Although the complaint against Abbott was dismissed, the parties are still in discovery, and the plaintiff could later file a second amended complaint. The initial complaint was dismissed and amended last year.
The case is in U.S. District Court for the Northern District of Illinois Eastern Division.
GENENTECH GETS REPRIEVE
Biotech firm Genentech won dismissal Feb. 9 of a class-action lawsuit alleging the company breached its fiduciary duty related to the investment and administrative expenses in its 401(k) plan.
The plaintiff, Matthew Wehner, gave the court an “apples-to-oranges comparison regarding the plan’s fees and funds,” the order dismiss stated. Wehner failed to provide sufficient facts to support the claims, the judge wrote.
However, the plaintiff was granted leave to amend the complaint, so it is unlikely that the case is dead.
The plan, the U.S. Roche 401(k), represented about $7.6 billion in assets among nearly 34,000 participants at the end of 2018, according to court records. The plan included a line of custom target-date funds, which have higher fees and poorer performance records than available off-the-shelf products from companies like Vanguard and Fidelity Investments, according to the complaint. Between 2014 and 2018, administrative fees charged to participants ranged from $57 to $85, which was as much as twice as high as costs charged within plans that have negotiated competitive rates, the plaintiff alleged.
The case is in U.S. District Court in the Northern District of California.
CERNER CORPORATION SETTLES
Health care information technology firm Cerner Corp. on Thursday submitted a $4.05 million settlement agreement to court, seeking to end a roughly year-old lawsuit over it’s plans investment options and record-keeping fees.
Plaintiffs in two separate cases that were recently consolidated sued the company last year, alleging that Cerner failed to consider less expensive investment options for the roughly $2 billion plan.
Along with the monetary aspect of the settlement, Cerner has agreed to issue a request for proposals for record-keeping services. The company will also prohibit its employees within its investment relations division from serving on the retirement plan committee for at least three years.
The case is one of many brought last year by law firm Capozzi Adler, which along with Foulston Siefkin, is seeking to be appointed as class counsel. The law firms intend to request a third of the settlement fund as compensation, or about $1.35 million, court records show.

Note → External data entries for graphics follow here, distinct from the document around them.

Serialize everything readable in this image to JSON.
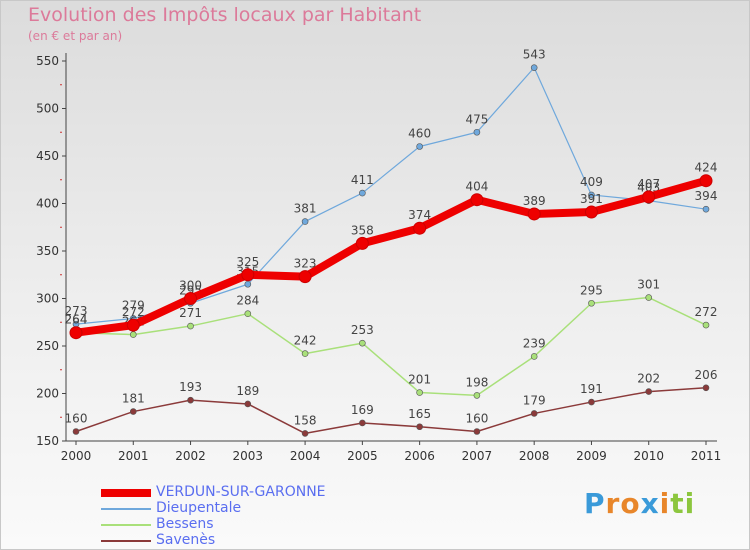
{
  "header": {
    "title": "Evolution des Impôts locaux par Habitant",
    "subtitle": "(en € et par an)"
  },
  "chart_data": {
    "type": "line",
    "x": [
      "2000",
      "2001",
      "2002",
      "2003",
      "2004",
      "2005",
      "2006",
      "2007",
      "2008",
      "2009",
      "2010",
      "2011"
    ],
    "ylim": [
      150,
      550
    ],
    "yticks": [
      150,
      200,
      250,
      300,
      350,
      400,
      450,
      500,
      550
    ],
    "grid": false,
    "legend_position": "bottom-left",
    "series": [
      {
        "name": "Dieupentale",
        "color": "#6fa8dc",
        "width": 1.2,
        "values": [
          273,
          279,
          295,
          315,
          381,
          411,
          460,
          475,
          543,
          409,
          403,
          394
        ]
      },
      {
        "name": "Bessens",
        "color": "#a9e07a",
        "width": 1.5,
        "values": [
          264,
          262,
          271,
          284,
          242,
          253,
          201,
          198,
          239,
          295,
          301,
          272
        ]
      },
      {
        "name": "Savenès",
        "color": "#8b3a3a",
        "width": 1.5,
        "values": [
          160,
          181,
          193,
          189,
          158,
          169,
          165,
          160,
          179,
          191,
          202,
          206
        ]
      },
      {
        "name": "VERDUN-SUR-GARONNE",
        "color": "#ee0000",
        "width": 8,
        "values": [
          264,
          272,
          300,
          325,
          323,
          358,
          374,
          404,
          389,
          391,
          407,
          424
        ]
      }
    ]
  },
  "legend": {
    "items": [
      {
        "label": "VERDUN-SUR-GARONNE",
        "color": "#ee0000",
        "thick": true
      },
      {
        "label": "Dieupentale",
        "color": "#6fa8dc",
        "thick": false
      },
      {
        "label": "Bessens",
        "color": "#a9e07a",
        "thick": false
      },
      {
        "label": "Savenès",
        "color": "#8b3a3a",
        "thick": false
      }
    ]
  },
  "brand": {
    "letters": [
      "P",
      "r",
      "o",
      "x",
      "i",
      "t",
      "i"
    ],
    "colors": [
      "#3a9ad9",
      "#e8862a",
      "#e8862a",
      "#3a9ad9",
      "#e8862a",
      "#8cc63e",
      "#8cc63e"
    ]
  }
}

BLACKROCK REACHES SETTLEMENT
The investment manager earlier this month tentatively reached a settlement over a 2017 class-action lawsuit brought by participants in its own retirement plan.
The parties filed court documents Feb. 5 indicating a settlement in principal had been reached. The filing did not include any settlement terms, which will be published after a formal agreement is finalized within 30 days.
The plaintiffs have alleged that BlackRock engaged in prohibited transactions by including its own investment products on the $2.7 billion plan’s menu. That included more than a dozen funds and collective investment trusts, including the company’s Lifepath Index target-date series. The plaintiffs alleged the investment options included layered, hidden fees and that the investments performed poorly or mediocrely relative to options available from third parties.
Representing the class in the case are law firms Cohen Milstein Sellers & Toll and Feinberg Jackson Worthman & Wasow.